Hukum, Riau  

Korupsi Dana Bencana, Mantan Kalaksa BPBD Siak Kaharuddin Divonis 6 Tahun Penjara

Mantan Kalaksa BPBD Siak, Kaharuddin menjalani sidang vonis di Pengadilan Tipikor PN Pekanbaru, Selasa (25/3/25). Foto: Kejari Siak

PEKANBARU, DURASI.co.id – Pengadilan Tindak Pidana Korupsi (Tipikor) pada Pengadilan Negeri (PN) Pekanbaru menjatuhkan vonis enam tahun penjara kepada mantan Kepala Pelaksana (Kalaksa) Badan Penanggulangan Bencana Daerah (BPBD) Kabupaten Siak, Kaharuddin. Ia dinyatakan bersalah dalam kasus korupsi dana bencana tahun anggaran 2022.

Kepala Seksi Tindak Pidana Khusus (Pidsus) Kejaksaan Negeri (Kajari) Siak, Muhammad Juriko Wibisono, mengonfirmasi hal tersebut. “Benar. Perkara BPBD Siak sudah diputus.
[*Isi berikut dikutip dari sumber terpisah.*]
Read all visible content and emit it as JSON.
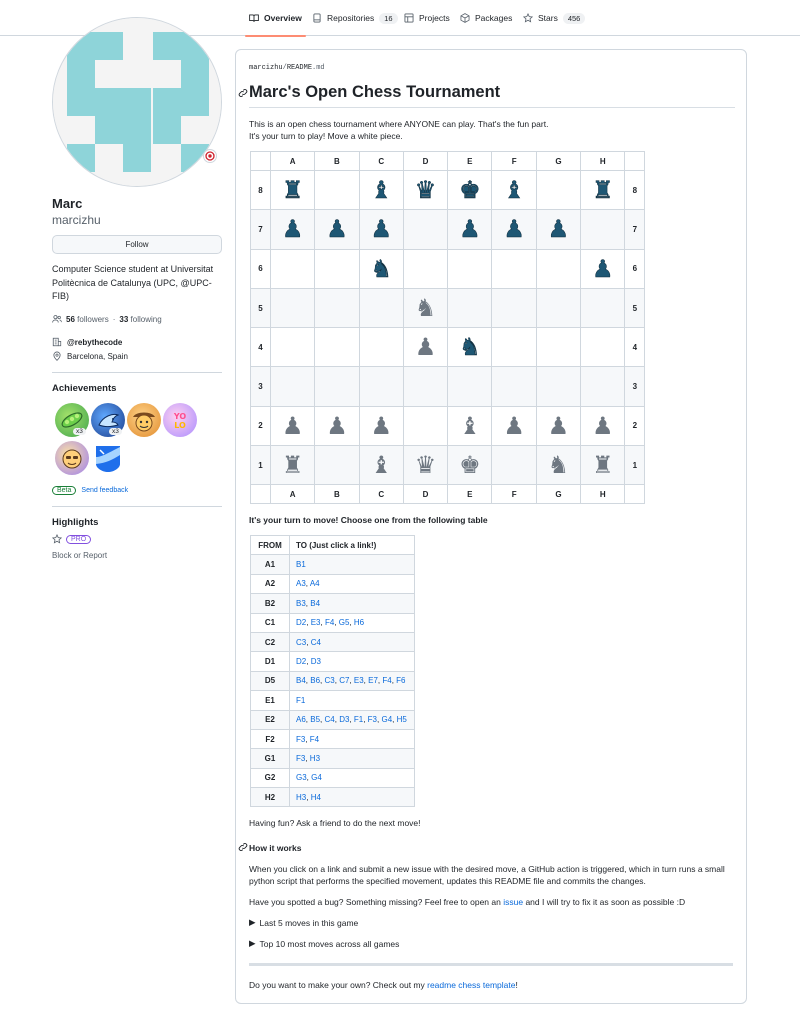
{
  "nav": {
    "tabs": [
      {
        "label": "Overview"
      },
      {
        "label": "Repositories",
        "count": "16"
      },
      {
        "label": "Projects"
      },
      {
        "label": "Packages"
      },
      {
        "label": "Stars",
        "count": "456"
      }
    ]
  },
  "profile": {
    "name": "Marc",
    "login": "marcizhu",
    "follow_label": "Follow",
    "bio": "Computer Science student at Universitat Politècnica de Catalunya (UPC, @UPC-FIB)",
    "followers_count": "56",
    "followers_label": "followers",
    "following_count": "33",
    "following_label": "following",
    "organization": "@rebythecode",
    "location": "Barcelona, Spain",
    "achievements_title": "Achievements",
    "achievement_counts": [
      "x3",
      "x3"
    ],
    "beta_label": "Beta",
    "feedback_label": "Send feedback",
    "highlights_title": "Highlights",
    "pro_label": "PRO",
    "block_label": "Block or Report"
  },
  "readme": {
    "path_user": "marcizhu",
    "path_sep": "/",
    "path_file": "README",
    "path_ext": ".md",
    "title": "Marc's Open Chess Tournament",
    "intro_1": "This is an open chess tournament where ANYONE can play. That's the fun part.",
    "intro_2": "It's your turn to play! Move a white piece.",
    "files": [
      "A",
      "B",
      "C",
      "D",
      "E",
      "F",
      "G",
      "H"
    ],
    "board": [
      {
        "rank": "8",
        "squares": [
          "br",
          "",
          "bb",
          "bq",
          "bk",
          "bb",
          "",
          "br"
        ]
      },
      {
        "rank": "7",
        "squares": [
          "bp",
          "bp",
          "bp",
          "",
          "bp",
          "bp",
          "bp",
          ""
        ]
      },
      {
        "rank": "6",
        "squares": [
          "",
          "",
          "bn",
          "",
          "",
          "",
          "",
          "bp"
        ]
      },
      {
        "rank": "5",
        "squares": [
          "",
          "",
          "",
          "wn",
          "",
          "",
          "",
          ""
        ]
      },
      {
        "rank": "4",
        "squares": [
          "",
          "",
          "",
          "wp",
          "bn",
          "",
          "",
          ""
        ]
      },
      {
        "rank": "3",
        "squares": [
          "",
          "",
          "",
          "",
          "",
          "",
          "",
          ""
        ]
      },
      {
        "rank": "2",
        "squares": [
          "wp",
          "wp",
          "wp",
          "",
          "wb",
          "wp",
          "wp",
          "wp"
        ]
      },
      {
        "rank": "1",
        "squares": [
          "wr",
          "",
          "wb",
          "wq",
          "wk",
          "",
          "wn",
          "wr"
        ]
      }
    ],
    "turn_heading": "It's your turn to move! Choose one from the following table",
    "moves_headers": [
      "FROM",
      "TO (Just click a link!)"
    ],
    "moves": [
      {
        "from": "A1",
        "to": [
          "B1"
        ]
      },
      {
        "from": "A2",
        "to": [
          "A3",
          "A4"
        ]
      },
      {
        "from": "B2",
        "to": [
          "B3",
          "B4"
        ]
      },
      {
        "from": "C1",
        "to": [
          "D2",
          "E3",
          "F4",
          "G5",
          "H6"
        ]
      },
      {
        "from": "C2",
        "to": [
          "C3",
          "C4"
        ]
      },
      {
        "from": "D1",
        "to": [
          "D2",
          "D3"
        ]
      },
      {
        "from": "D5",
        "to": [
          "B4",
          "B6",
          "C3",
          "C7",
          "E3",
          "E7",
          "F4",
          "F6"
        ]
      },
      {
        "from": "E1",
        "to": [
          "F1"
        ]
      },
      {
        "from": "E2",
        "to": [
          "A6",
          "B5",
          "C4",
          "D3",
          "F1",
          "F3",
          "G4",
          "H5"
        ]
      },
      {
        "from": "F2",
        "to": [
          "F3",
          "F4"
        ]
      },
      {
        "from": "G1",
        "to": [
          "F3",
          "H3"
        ]
      },
      {
        "from": "G2",
        "to": [
          "G3",
          "G4"
        ]
      },
      {
        "from": "H2",
        "to": [
          "H3",
          "H4"
        ]
      }
    ],
    "fun_text": "Having fun? Ask a friend to do the next move!",
    "how_title": "How it works",
    "how_text": "When you click on a link and submit a new issue with the desired move, a GitHub action is triggered, which in turn runs a small python script that performs the specified movement, updates this README file and commits the changes.",
    "bug_text_pre": "Have you spotted a bug? Something missing? Feel free to open an",
    "bug_link": "issue",
    "bug_text_post": "and I will try to fix it as soon as possible :D",
    "details_1": "Last 5 moves in this game",
    "details_2": "Top 10 most moves across all games",
    "footer_pre": "Do you want to make your own? Check out my",
    "footer_link": "readme chess template",
    "footer_post": "!"
  },
  "colors": {
    "avatar_tile": "#8ed4d9",
    "black_piece": "#1e5774",
    "link": "#0969da"
  }
}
Jaksa kita, Furqon Roy, hadir dalam sidang tersebut,” ujarnya saat dihubungi, Rabu (26/3/2025).

Muhammad Juriko Wibisono, menjelaskan, putusan tersebut dibacakan dalam sidang yang dipimpin oleh Ketua Majelis Hakim Delta Tamtama pada Selasa (25/3/2025).

“Dalam putusannya, majelis hakim menyatakan Kaharuddin melanggar Pasal 3 jo Pasal 18 Undang-Undang (UU) RI Nomor 31 Tahun 1999 yang telah diubah dengan UU Nomor 21 Tahun 2001 tentang Pemberantasan Tindak Pidana Korupsi, serta Pasal 55 ayat (1) ke-1 KUHP,” jelasnya.

Baca Juga :  BPBD Riau Serahkan Bantuan untuk Suku Laut Korban Gelombang Pasang

Selain hukuman enam tahun penjara, ia juga didenda Rp100 juta subsidair tiga bulan kurungan dan diwajibkan membayar uang pengganti sebesar Rp829.816.063 subsidair 2,5 tahun penjara.

“Vonis ini lebih ringan dari tuntutan Jaksa Penuntut Umum (JPU), yang sebelumnya menuntut hukuman 7,5 tahun penjara, denda Rp300 juta subsidair enam bulan kurungan, serta uang pengganti Rp829.816.063,65 subsidair empat tahun penjara,” katanya.

Selain Kaharuddin, dua terdakwa lain dalam kasus ini juga dijatuhi hukuman. Alzukri, mantan Kepala Bidang (Kabid) Rehabilitasi dan Rekonstruksi BPBD Siak tahun 2022-2023, divonis dua tahun penjara dengan denda Rp75 juta subsidair dua bulan kurungan. Sementara itu, Budiman, Direktur CV Budi Dwika Karya, dijatuhi hukuman 1,5 tahun penjara, denda Rp75 juta subsidair dua bulan kurungan, serta pidana tambahan berupa uang pengganti Rp98.306.763 subsidair enam bulan penjara.

Baca Juga :  Kemenkumham: Paspor dengan Tanda Tangan Sah ke Negara Manapun

“Terdakwa Budiman juga harus membayar uang pengganti Rp73.730.072. Selain itu, uang Rp15.800.000 dirampas untuk negara. Jika tidak membayar sisa uang pengganti sebesar Rp57.930.072, ia akan menjalani hukuman tambahan selama enam bulan penjara,” ujar Juriko.

Lebih jauh, Juriko mengungkapkan, kasus korupsi ini bermula dari pengadaan barang dan jasa di BPBD Siak pada Oktober hingga Desember 2022. Saat itu, Kaharuddin memerintahkan Alzukri, yang bukan Pejabat Pelaksana Teknis Kegiatan (PPTK), untuk membeli perlengkapan dinas, seperti handy talkie, sepatu lapangan, serta pakaian dan atribut PDL.

“Barang-barang tersebut kemudian dimasukkan ke dalam etalase e-katalog oleh Budiman dengan harga yang telah dimark-up, sehingga menyebabkan kerugian negara sebesar Rp1,1 miliar berdasarkan audit Inspektorat Kabupaten Siak,” ungkapnya.

Baca Juga :  Razia Pekat di Pekanbaru, 19 Orang Terjaring di Stadion dan Penginapan

Baik para terdakwa maupun JPU masih mempertimbangkan langkah hukum selanjutnya. “Para terdakwa pikir-pikir, kita (JPU) juga pikir-pikir,” ucap Juriko.